INTRODUCTION: To improve bony fusion with cages, additional stabilization is recommended. For a minimal invasive approach a new biodegradable facet fusion implant has been developed that can be inserted directly into the facet joint space and then melted and anchored in this position using an ultrasonic welding process (BoneWelding® technology). The implant inhibits segmental movement directly at the joint and should make an additional internal fixator dispensable. The aim of this in vitro study was to determine the biomechanical behavior of the new method during flexibility testing in comparison to posterior fixation.

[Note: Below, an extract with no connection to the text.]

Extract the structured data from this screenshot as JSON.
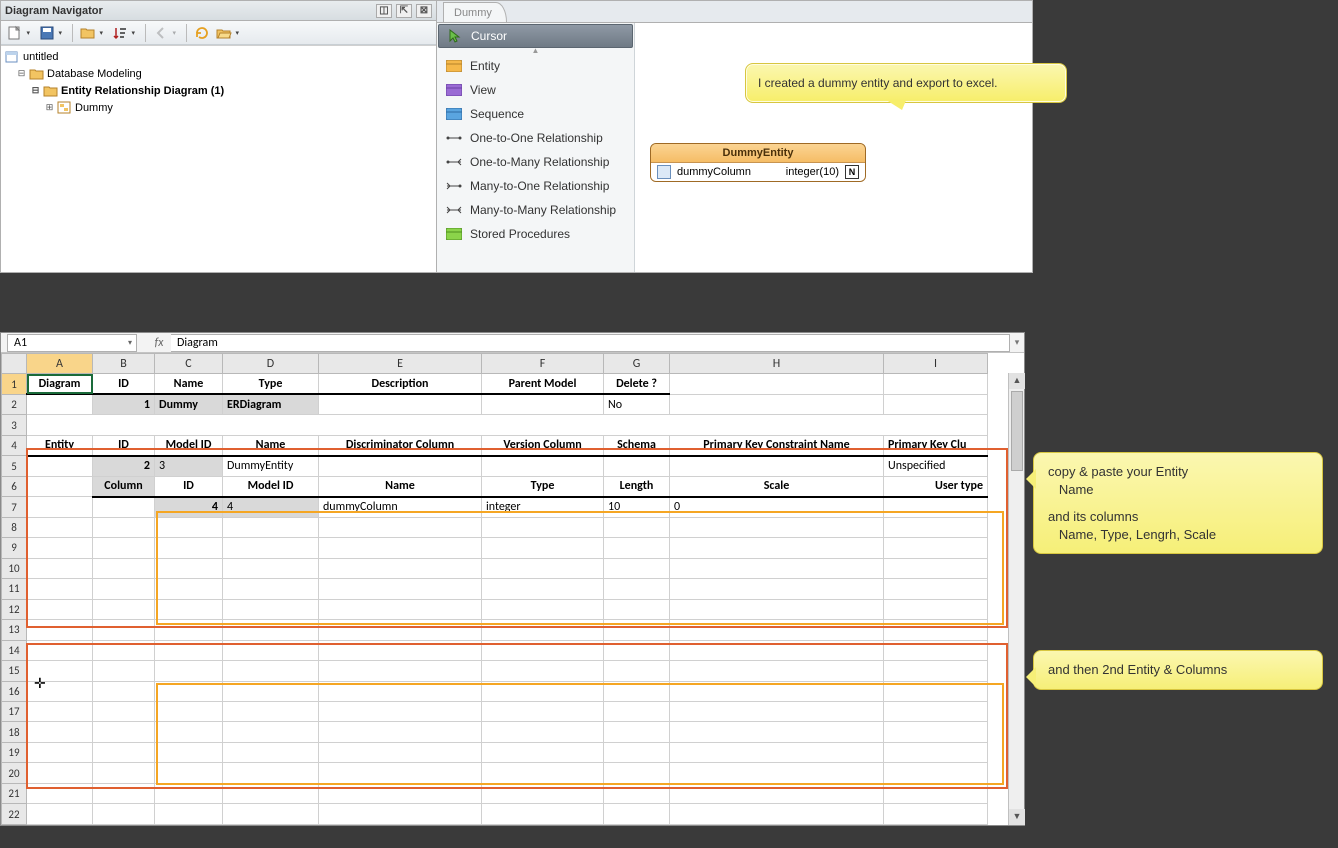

METHODS: A biodegradable polymer (PLDAL 70/30) is inserted percutaneously into the facet joint space. The material melts at the contact area between bone and implant using ultrasonic energy and yields into the trabecular structures of the facet joints. The new method by SpineWelding AG (Schlieren, CH) was compared to an internal fixator using three L2‐3 and three L4‐5 segments (median: 75 years). After implanting an anterior cage (Syncage, Synthes CH) the segments were additionally stabilized with an internal fixator (CD Horizon® Legacy, Medtronic), which was later replaced by the new facet fusion implant. Flexibility of both methods was measured in all three motion planes at ±7.5 Nm in a spine tester.

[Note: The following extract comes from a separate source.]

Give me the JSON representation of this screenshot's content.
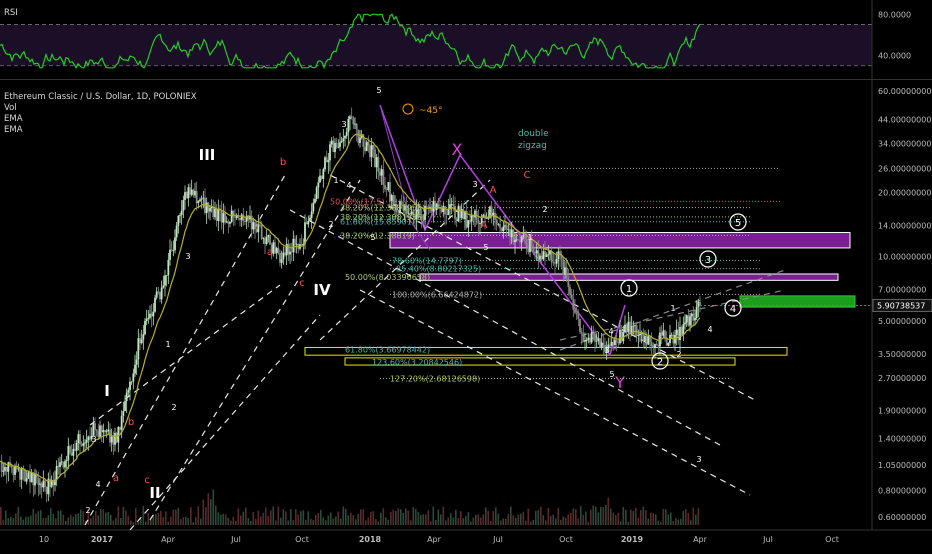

RESULTS: Both, the fixator and the new facet fusion showed a significant reduction of the range of motion (median ROM after facet fusion: 23% flexion/extension, 25% lateral bending, 60% axial rotation). The differences between fixator and facet fusion, however, were not significant.
DISCUSSION: BoneWelding® technology provides an interesting alternative for minimal invasive stabilization of spinal motion segments and seems to achieve similar primary stability compared to an internal fixator. Exemplary histological investigations showed that the melted polymer anchored into the trabecular structures of the bone and achieve a bonding of the facet joints.